Foreign Minister Sergey Lavrov, the same Russian official who met with President Trump in the Oval Office earlier this month just one day after former FBI Director James Comey was fired—a meeting from which all reporters were barred except one photographer from Russia’s state media agency—said there are no “concrete” facts about the human rights abuses.

“We don’t see one concrete fact either about hackers or about some secret probes into election meddling in almost every Western country, or on the issue of accusations of rights abuses of LGBT representatives in Chechnya,” Lavrov told AFP.

“If there are facts, if there are surnames then our answers will be concrete. But I repeat that we have no relation to the majority of the allegations,” he said.
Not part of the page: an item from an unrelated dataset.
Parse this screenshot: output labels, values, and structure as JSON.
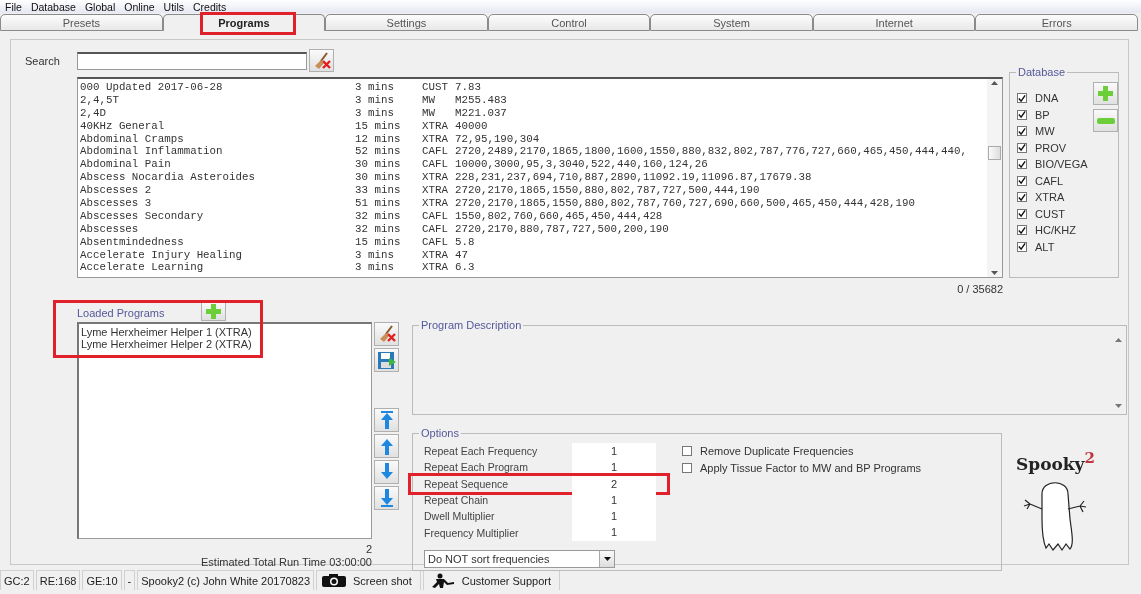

The comments came after newly-elected French President Emmanuel Macron pressured Russian President Vladimir Putin during a Monday meeting to investigate reports of gay men being imprisoned and tortured in prison camps

Meanwhile, the U.S. government is reportedly denying requests for asylum from Chechen men fleeing the Russian Federation after escaping the camps, according to Russian LGBTQ rights activists.

Chechnya, a federal subject of Russia, is ruled by authoritarian leader Ramzan Kadyrov. Chechen officials have denied the existence of the prison camps, claiming they can’t exist because they believe there are no LGBTQ people in Chechnya.

The Russian newspaper Novaya Gazeta was the first to write about the rounding up of gay Chechen men in April. Their reports were quickly corroborated by human rights organizations, including Amnesty International, Human Rights Watch, and the Russian LGBT Network.

Some of the men have spoken with press on the condition of anonymity because they still fear for their lives and their families’ safety. They say they can’t go to police in Chechnya for fear of retaliation.

“We’ve always been persecuted but never like this,” one survivor told France 24, adding that police are the ones rounding men up and intimidating their families. “Now they arrest everyone. They kill people, they do whatever they want. They know that nobody will come after them because the order has come from above to ‘cleanse the nation’ of people like us.”